JP Morgan Palladium Card

Raj has to pay $92.8 million, Corzine lost control MF Global, Goldman Sachs is losing money by the second, and Italy’s Silvio Berlusconi will finally resign. Oh yes, start basting the ham and get out the decorations because Christmas has come early this year.

What do I want for Christmas, you ask? Although ending the NBA lockout is definitely somewhere on the list, JP Morgan’s Palladium card is my number one priority with Santa...:

The palladium & 23-karat gold, laser engraved card will have you saying the Steve Jobs “don’t settle, keep looking” line to just about every underachieving broad you come across. Reserved primarily for JP Morgan’s Private Bank customers, a strong applicant needs about $30 million in net assets to qualify for palladium status. Benefits include Marquis Jet discounts (first class upgrades for holders that still fly commercial), personal concierge, and access to an international directory of the world’s finest co***ne dealers.
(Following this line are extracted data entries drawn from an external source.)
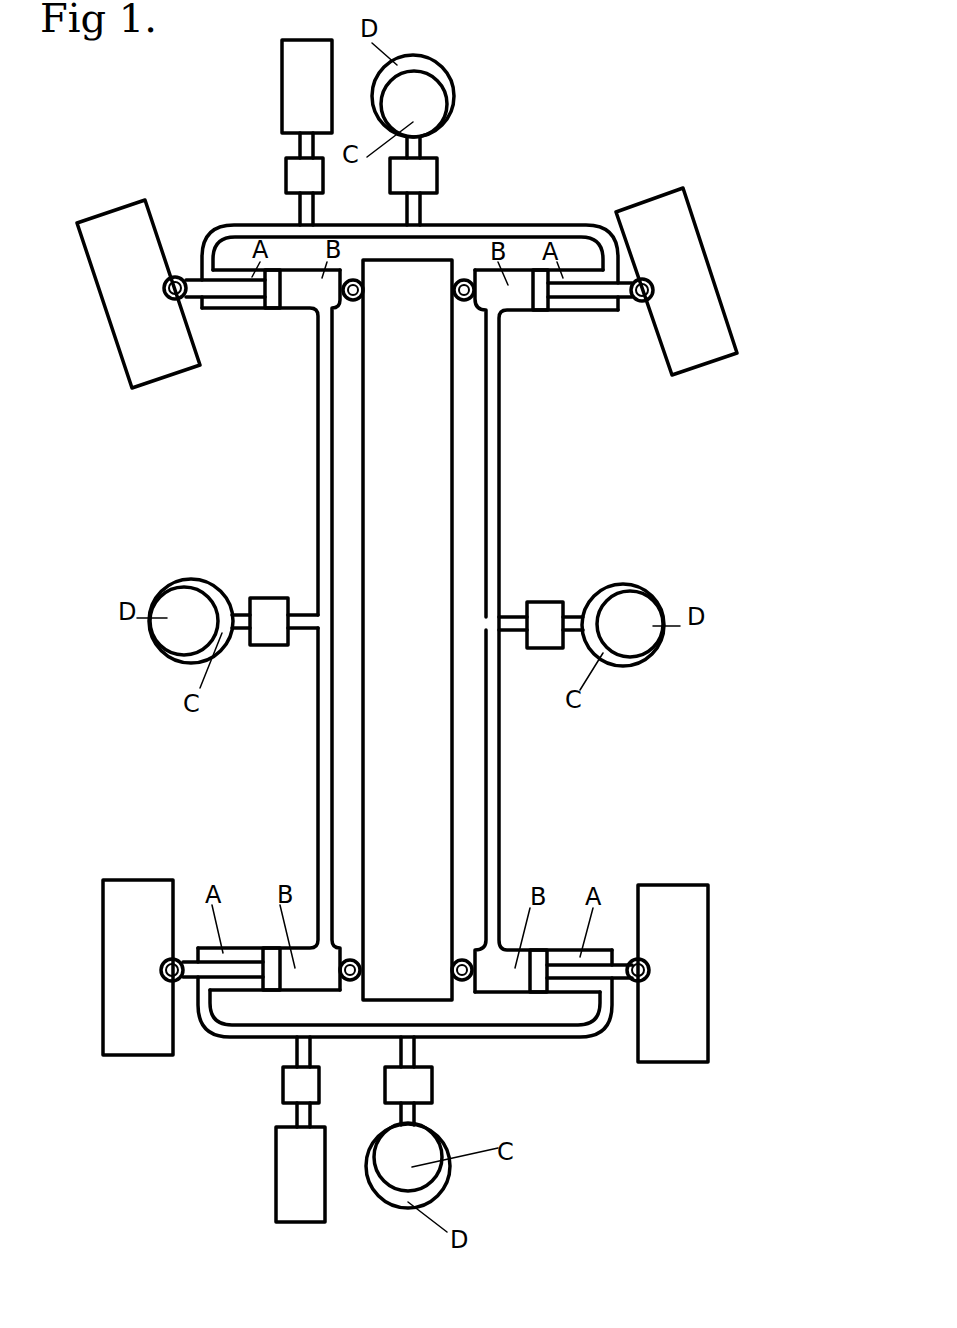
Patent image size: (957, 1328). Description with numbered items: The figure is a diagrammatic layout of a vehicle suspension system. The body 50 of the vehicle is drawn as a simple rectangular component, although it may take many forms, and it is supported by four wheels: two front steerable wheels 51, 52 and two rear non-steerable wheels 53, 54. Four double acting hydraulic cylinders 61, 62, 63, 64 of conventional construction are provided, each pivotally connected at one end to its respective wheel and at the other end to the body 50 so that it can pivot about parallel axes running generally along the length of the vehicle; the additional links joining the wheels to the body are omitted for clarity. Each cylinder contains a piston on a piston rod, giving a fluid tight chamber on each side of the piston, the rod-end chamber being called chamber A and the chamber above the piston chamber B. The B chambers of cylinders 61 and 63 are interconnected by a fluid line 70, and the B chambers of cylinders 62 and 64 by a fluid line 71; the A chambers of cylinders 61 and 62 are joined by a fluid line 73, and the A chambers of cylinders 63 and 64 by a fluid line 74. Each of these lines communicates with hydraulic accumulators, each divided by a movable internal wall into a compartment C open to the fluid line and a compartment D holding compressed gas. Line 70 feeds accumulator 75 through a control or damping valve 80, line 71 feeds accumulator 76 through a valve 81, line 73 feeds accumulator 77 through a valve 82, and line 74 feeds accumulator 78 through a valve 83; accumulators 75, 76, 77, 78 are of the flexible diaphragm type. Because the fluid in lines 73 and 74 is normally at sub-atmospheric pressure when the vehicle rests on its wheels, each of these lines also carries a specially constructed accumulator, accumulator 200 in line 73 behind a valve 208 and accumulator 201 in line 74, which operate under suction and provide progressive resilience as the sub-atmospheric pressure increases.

The body 50 is at (430, 452).
The front steerable wheel 51 is at (140, 317).
The front steerable wheel 52 is at (670, 250).
The rear non-steerable wheel 53 is at (138, 1010).
The rear non-steerable wheel 54 is at (690, 1020).
The double acting hydraulic cylinder 61 is at (253, 308).
The double acting hydraulic cylinder 62 is at (562, 312).
The double acting hydraulic cylinder 63 is at (278, 982).
The double acting hydraulic cylinder 64 is at (537, 995).
The fluid line 70 is at (318, 472).
The fluid line 71 is at (497, 507).
The fluid line 73 is at (268, 228).
The fluid line 74 is at (358, 1038).
The hydraulic accumulator 75 is at (158, 597).
The hydraulic accumulator 76 is at (650, 595).
The hydraulic accumulator 77 is at (455, 97).
The hydraulic accumulator 78 is at (391, 1184).
The control or damping valve 80 is at (277, 615).
The control or damping valve 81 is at (542, 612).
The control or damping valve 82 is at (437, 177).
The control or damping valve 83 is at (437, 1092).
The accumulator 200 is at (282, 70).
The accumulator 201 is at (282, 1191).
The control or damping valve 208 is at (298, 158).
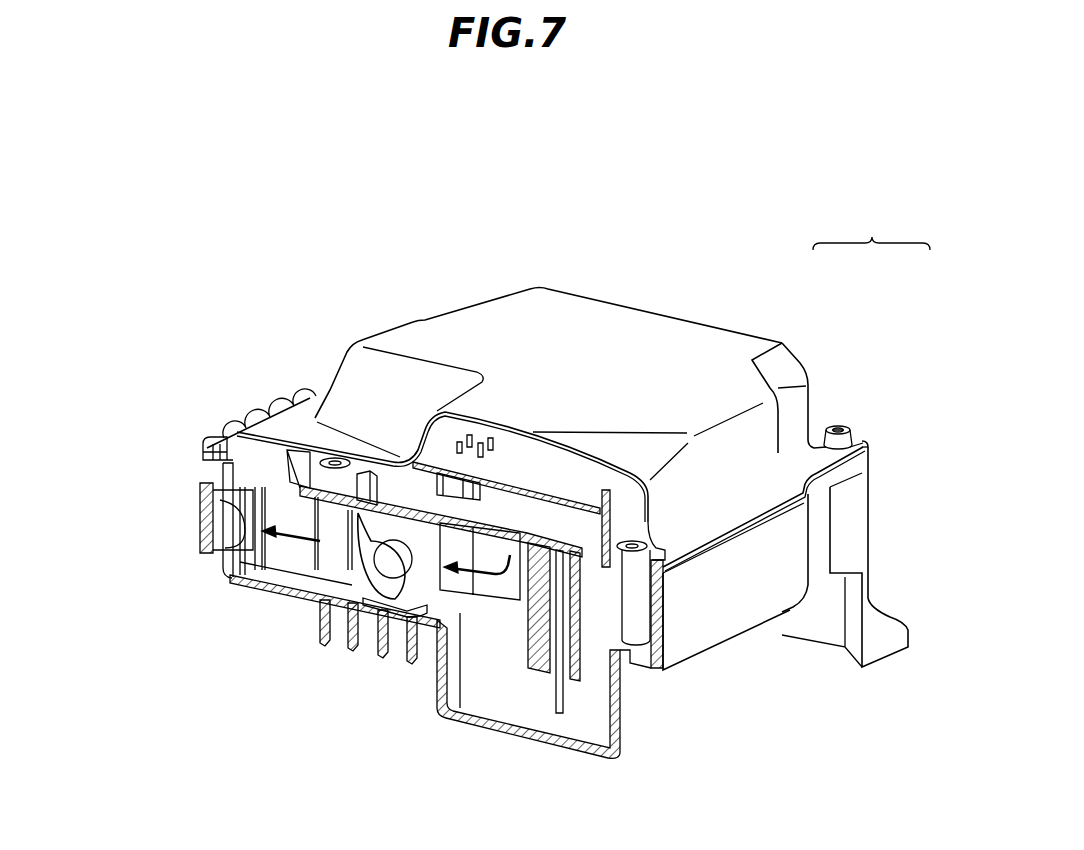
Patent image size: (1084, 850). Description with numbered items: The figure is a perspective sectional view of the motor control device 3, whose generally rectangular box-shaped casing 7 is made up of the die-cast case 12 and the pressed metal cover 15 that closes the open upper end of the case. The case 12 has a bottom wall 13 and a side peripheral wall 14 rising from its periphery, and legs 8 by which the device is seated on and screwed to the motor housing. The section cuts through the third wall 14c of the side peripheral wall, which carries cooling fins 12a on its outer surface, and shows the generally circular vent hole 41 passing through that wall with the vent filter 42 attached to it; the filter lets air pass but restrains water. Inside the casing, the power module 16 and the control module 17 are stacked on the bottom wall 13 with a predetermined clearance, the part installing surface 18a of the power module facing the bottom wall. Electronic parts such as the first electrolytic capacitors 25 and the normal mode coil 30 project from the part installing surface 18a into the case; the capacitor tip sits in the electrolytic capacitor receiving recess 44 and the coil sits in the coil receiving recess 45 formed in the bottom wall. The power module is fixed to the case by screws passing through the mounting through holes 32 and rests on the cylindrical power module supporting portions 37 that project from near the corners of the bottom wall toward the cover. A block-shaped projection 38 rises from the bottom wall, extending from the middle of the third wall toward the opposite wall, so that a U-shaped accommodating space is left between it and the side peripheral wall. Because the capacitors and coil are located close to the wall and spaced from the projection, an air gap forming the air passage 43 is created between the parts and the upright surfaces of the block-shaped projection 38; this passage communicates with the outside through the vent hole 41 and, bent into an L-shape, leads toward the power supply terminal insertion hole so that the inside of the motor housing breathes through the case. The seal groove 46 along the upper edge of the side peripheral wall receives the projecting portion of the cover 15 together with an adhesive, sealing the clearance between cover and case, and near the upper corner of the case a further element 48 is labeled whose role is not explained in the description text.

Did I mention that it’s a Visa? That’s right, no more getting denied for handing over the Amex Black at the local breakfast joint. But if Palladium members have any self-consciousness about carrying around a credit card made up of metals worth $1,000, JP Morgan will mail a plastic version in order to quell any millionaire anxieties about the card. In all seriousness, Amex better up the ante because baller status just got a new service provider. Any monkeys with a better Christmas present?

10 Comments
 
Angelus99Thats what you call a "wet" card.....get it...get it :)
uh... no? is there a double-entendre here? has there ever been such a thing as a "wet card" in real life? or... does "wet" rhyme with something? racking my brain here for what makes this a joke. please advise.
 
Best Response
bortz911
Angelus99Thats what you call a "wet" card.....get it...get it :)
uh... no? is there a double-entendre here? has there ever been such a thing as a "wet card" in real life? or... does "wet" rhyme with something? racking my brain here for what makes this a joke. please advise.
When something is referred to as wet, its very classy and highbrow. This comes from a tradition that began 1000 years ago. Roman aristocrats used to dip their testies in holy water before they entered court or other public buildings to cleanse themselves and their eventual offspring and ensure that the building remained pure. If a commoner was found with his balls in the water, he was made a eunuch on site. Thats what is meant when someone refers to something as being a 'wet' card, car, etc.
If I had asked people what they wanted, they would have said faster horses - Henry Ford
 

I get it =p

Under my tutelage, you will grow from boys to men. From men into gladiators. And from gladiators into SWANSONS.
 

You go through an entire date and that at the end, you take out your pallwhatever card to pay- THAT's when she throws out whatever notions she's formed of you in the last hour and decides she wants to hump.

As long as its not something like a public teachers credit union card its good enough.